Gela. Cinquantuno solo lo scorso anno. Sono questi i dati di una strage silente, quella dei morti sul lavoro in Sicilia. Un lunghissimo elenco che non smette di essere aggiornato. Repubblica-Palermo, nell’edizione di ieri, ha deciso di dedicare un approfondimento. Un breve focus su vite stroncate da un diritto basilare, il lavoro. Nella Spoon River (richiamando l’Antologia di Edgar Lee Masters) a firma di Giorgio Ruta, c’è anche il ricordo del trentenne Francesco Romano, schiacciato da un tubo da otto tonnellate alla radice pontile della fabbrica Eni di contrada Piana del Signore. Era il novembre del 2012 e per quei fatti è in corso un processo, arrivato al primo grado di giudizio, contro vertici del cane a sei zampe e responsabili dell’azienda per la quale lavorava il giovane metalmeccanico.

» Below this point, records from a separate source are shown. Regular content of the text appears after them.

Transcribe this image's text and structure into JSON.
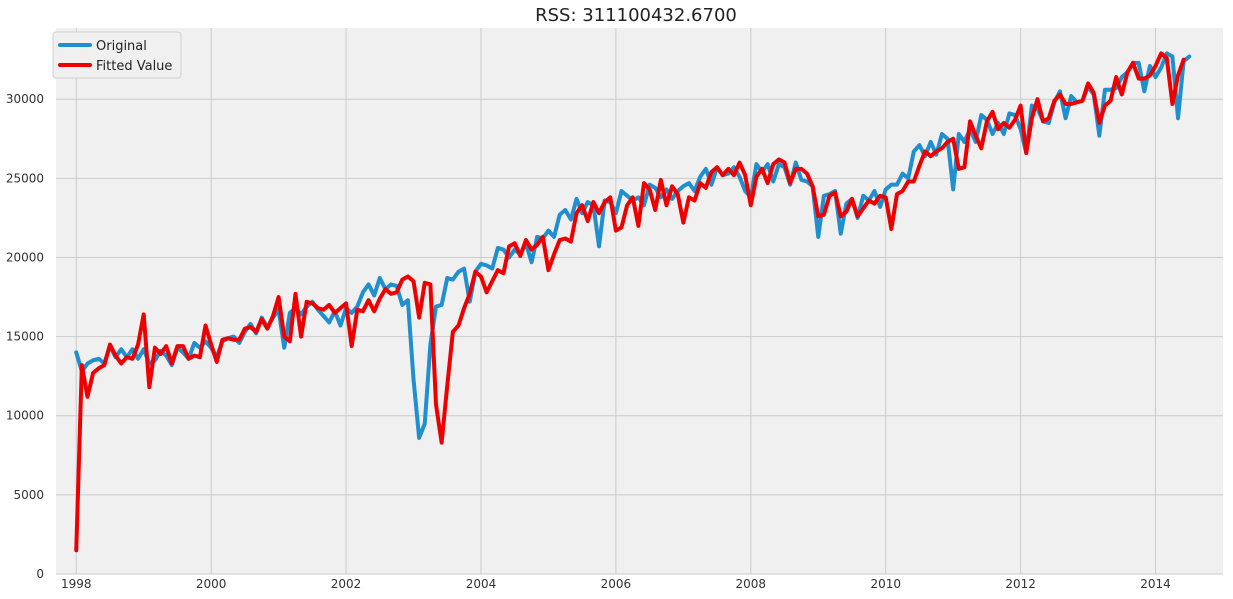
{
  "chart_data": {
    "type": "line",
    "title": "RSS: 311100432.6700",
    "xlabel": "",
    "ylabel": "",
    "xlim": [
      1997.7,
      2015.0
    ],
    "ylim": [
      0,
      34500
    ],
    "x_ticks": [
      1998,
      2000,
      2002,
      2004,
      2006,
      2008,
      2010,
      2012,
      2014
    ],
    "x_tick_labels": [
      "1998",
      "2000",
      "2002",
      "2004",
      "2006",
      "2008",
      "2010",
      "2012",
      "2014"
    ],
    "y_ticks": [
      0,
      5000,
      10000,
      15000,
      20000,
      25000,
      30000
    ],
    "y_tick_labels": [
      "0",
      "5000",
      "10000",
      "15000",
      "20000",
      "25000",
      "30000"
    ],
    "grid": true,
    "legend_position": "top-left",
    "background_color": "#f0f0f0",
    "series": [
      {
        "name": "Original",
        "color": "#1f8fd0",
        "values": [
          14000,
          12800,
          13300,
          13500,
          13600,
          13300,
          14400,
          13700,
          14200,
          13700,
          14200,
          13600,
          14200,
          13300,
          13500,
          14100,
          13800,
          13200,
          14300,
          14000,
          13600,
          14600,
          14300,
          14700,
          14300,
          13700,
          14700,
          14900,
          15000,
          14600,
          15300,
          15800,
          15200,
          16200,
          15600,
          16200,
          16700,
          14300,
          16500,
          16800,
          16400,
          16900,
          17200,
          16700,
          16300,
          15900,
          16600,
          15700,
          16800,
          16500,
          16900,
          17800,
          18300,
          17600,
          18700,
          18000,
          18300,
          18200,
          17000,
          17300,
          12300,
          8600,
          9500,
          14500,
          16900,
          17000,
          18700,
          18600,
          19100,
          19300,
          17200,
          19100,
          19600,
          19500,
          19300,
          20600,
          20500,
          20000,
          20500,
          20200,
          20900,
          19700,
          21300,
          21200,
          21700,
          21300,
          22700,
          23000,
          22400,
          23700,
          22800,
          23500,
          23300,
          20700,
          23600,
          23500,
          22800,
          24200,
          23900,
          23600,
          23800,
          23300,
          24600,
          24400,
          23800,
          24300,
          23700,
          24200,
          24500,
          24700,
          24200,
          25100,
          25600,
          24600,
          25700,
          25200,
          25300,
          25700,
          25100,
          24200,
          23800,
          25900,
          25400,
          25900,
          24800,
          25900,
          25700,
          24600,
          26000,
          24900,
          24800,
          24500,
          21300,
          23900,
          24000,
          24200,
          21500,
          23400,
          23700,
          22500,
          23900,
          23600,
          24200,
          23200,
          24300,
          24600,
          24600,
          25300,
          25000,
          26700,
          27100,
          26400,
          27300,
          26500,
          27800,
          27500,
          24300,
          27800,
          27300,
          28100,
          27300,
          29000,
          28700,
          27800,
          28500,
          27800,
          29100,
          29000,
          28100,
          26600,
          29600,
          29400,
          28600,
          28500,
          29800,
          30500,
          28800,
          30200,
          29800,
          29900,
          30800,
          30300,
          27700,
          30600,
          30600,
          30700,
          31400,
          31700,
          32300,
          32300,
          30500,
          32100,
          31400,
          32000,
          32900,
          32700,
          28800,
          32400,
          32700
        ]
      },
      {
        "name": "Fitted Value",
        "color": "#ee0000",
        "values": [
          1500,
          13200,
          11200,
          12700,
          13000,
          13200,
          14500,
          13800,
          13300,
          13700,
          13600,
          14500,
          16400,
          11800,
          14300,
          13900,
          14400,
          13300,
          14400,
          14400,
          13600,
          13800,
          13700,
          15700,
          14500,
          13400,
          14800,
          14900,
          14800,
          14800,
          15500,
          15600,
          15300,
          16100,
          15500,
          16300,
          17500,
          15000,
          14700,
          17700,
          15000,
          17200,
          17100,
          16800,
          16700,
          17000,
          16500,
          16800,
          17100,
          14400,
          16700,
          16600,
          17300,
          16600,
          17400,
          18000,
          17700,
          17800,
          18600,
          18800,
          18500,
          16200,
          18400,
          18300,
          10700,
          8300,
          11900,
          15300,
          15700,
          16800,
          17700,
          19100,
          18800,
          17800,
          18500,
          19200,
          19000,
          20700,
          20900,
          20100,
          21100,
          20500,
          20800,
          21300,
          19200,
          20200,
          21100,
          21200,
          21000,
          22800,
          23300,
          22300,
          23500,
          22800,
          23500,
          23800,
          21700,
          21900,
          23300,
          23800,
          22000,
          24700,
          24300,
          23000,
          24900,
          23300,
          24500,
          24000,
          22200,
          23800,
          23600,
          24700,
          24400,
          25400,
          25700,
          25200,
          25600,
          25200,
          26000,
          25200,
          23300,
          25100,
          25600,
          24700,
          25900,
          26200,
          26000,
          24700,
          25600,
          25600,
          25300,
          24500,
          22600,
          22700,
          23900,
          24100,
          22600,
          22900,
          23700,
          22600,
          23100,
          23600,
          23400,
          23900,
          23800,
          21800,
          24000,
          24200,
          24800,
          24800,
          25800,
          26700,
          26400,
          26700,
          26900,
          27300,
          27500,
          25600,
          25700,
          28600,
          27700,
          26900,
          28600,
          29200,
          28100,
          28500,
          28200,
          28700,
          29600,
          26600,
          28800,
          30000,
          28600,
          28800,
          29900,
          30300,
          29700,
          29700,
          29800,
          29900,
          31000,
          30400,
          28500,
          29600,
          29900,
          31400,
          30300,
          31700,
          32300,
          31300,
          31300,
          31500,
          32100,
          32900,
          32600,
          29700,
          31500,
          32500
        ]
      }
    ]
  }
}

Romano ha lasciato moglie e due bambine. Quello del trentenne è solo uno dei casi di un atlante della morte che si abbatte su chi va a lavorare, senza sapere che non farà mai più ritorno. A Palermo, come ricorda Ruta, proprio ieri Comune e Cisl hanno scelto di istituire la giornata delle vittime del dovere, piantando un albero a Villa Trabia. Una testimonianza, forse quasi scontata, che le istituzioni, troppo spesso distanti dal mondo del lavoro, hanno voluto garantire.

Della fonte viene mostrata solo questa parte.